Tre cortometraggi e due lungometraggi, tutti bellissimi, per migliorare il dialogo tra italiani e migranti. E’ giunto alla quinta edizione il festival di cinema africano, Kibaka, che quest’anno è ospitato allo Spazio Cinema Alfieri in via dell’Ulivo 6. Le proiezioni iniziano alle 18.30. “Tra gli obiettivi c’è sicuramente combattere gli stereotipi che la cultura italiana alimenta sugli africani”, spiega Matias Mesquita del comitato che organizza il festival. “E’ una lunga serata dedicata all’intercultura -prosegue- questa volta ci saranno film che non solo ci faranno conoscere più da vicino l’Africa, ma ci fanno conoscere i problemi di integrazione degli italiani di seconda generazione. Cerchiamo di trasmettere come si sentono gli africani in Italia. Le opere scelte sono di cinema indipendente”.

E quindi ecco “Blaxploitalian 100 Anni di Afrostorie nel cinema italiano” di Fred Kuworn 65′ Italia 2016 che indaga la presenza dei neri nella storia del cinema italiano a da Fellini a oggi: un insieme di stereotipi dal lavapiatti alla prostituta.

“Ambaradan”, di Paolo Negro, Amin Nour 14,59′ Italia 2017, Vincitore della seconda edizione del Bando MigrArti 2017 del Ministero dei Beni, Attività culturali e Turismo (Mibact), proiettato anche alla Mostra del cinema di Venezia. Racconta le sofferenze di un bambino, che diventa adulto, attraverso un’integrazione fallita, ipocrita.

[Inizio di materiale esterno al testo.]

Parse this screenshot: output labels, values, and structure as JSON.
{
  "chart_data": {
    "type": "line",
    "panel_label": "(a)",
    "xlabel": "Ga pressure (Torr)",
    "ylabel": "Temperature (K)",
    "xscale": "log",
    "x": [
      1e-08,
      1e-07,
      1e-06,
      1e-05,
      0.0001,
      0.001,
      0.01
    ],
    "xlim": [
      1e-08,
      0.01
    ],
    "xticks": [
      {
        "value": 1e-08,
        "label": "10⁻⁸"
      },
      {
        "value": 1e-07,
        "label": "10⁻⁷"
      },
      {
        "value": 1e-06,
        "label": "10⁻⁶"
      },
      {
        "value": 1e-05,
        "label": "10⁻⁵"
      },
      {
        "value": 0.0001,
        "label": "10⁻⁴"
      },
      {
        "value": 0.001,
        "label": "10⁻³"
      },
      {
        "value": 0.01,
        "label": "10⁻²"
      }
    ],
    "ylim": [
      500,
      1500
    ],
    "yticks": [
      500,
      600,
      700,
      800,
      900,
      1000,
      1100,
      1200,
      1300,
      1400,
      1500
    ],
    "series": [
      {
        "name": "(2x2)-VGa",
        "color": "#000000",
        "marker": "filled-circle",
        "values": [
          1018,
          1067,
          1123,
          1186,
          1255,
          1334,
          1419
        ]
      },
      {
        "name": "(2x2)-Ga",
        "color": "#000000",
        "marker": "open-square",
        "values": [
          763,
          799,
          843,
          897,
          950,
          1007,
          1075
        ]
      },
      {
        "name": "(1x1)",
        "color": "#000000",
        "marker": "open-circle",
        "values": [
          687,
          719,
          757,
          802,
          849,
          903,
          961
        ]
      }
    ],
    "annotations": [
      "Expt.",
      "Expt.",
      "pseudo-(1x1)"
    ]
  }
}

In ‘Le ali velate’, di Nadia Kiabot 15′ Italia 2016,  due donne apparentemente diverse, provenienti da culture e paesi distinti, ma accomunate dalla costante ricerca della propria identità e propria posizione affrontano per caso un viaggio insieme.

“Jululu”, di Michele Cinque 15, 14′ Italia 2017,  migliore regia alla 74esima Mostra di Venezia nella categoria del Bando MigrArti 2017 del Ministero dei Beni, Attività culturali e Turismo (Mibact) .  

Jululu è un viaggio musicale in un angolo di Africa nel sud Italia, nelle vaste piane coltivate a pomodoro nella provincia di Foggia. Yvan Sagnet, importante esponente delle rivolte dei braccianti in Italia, è la voce del film e attraverso i suoi pensieri la critica sociale dal ghetto si estende fino all’intero sistema economico che determina le condizioni di una nuova schiavitù.

 Vincitore della seconda edizione del Bando MigrArti 2017 del Ministero dei Beni, Attività culturali e Turismo (Mibact) Miglior regia a Jululu di Michele Cinque e Miglior

“Watatu”, di Nick Reding 88′ Kenya 2015

Jack e Salim, amici di vecchia data, si rincontrano a Mombasa dove il primo è venuto a lavorare come poliziotto. Tra i due s’inserisce la figura di Yusuf, nipote di Salim, un giovane laureato che si sente discriminato, privo di opportunità e carico di rabbia contro le ingiustizie.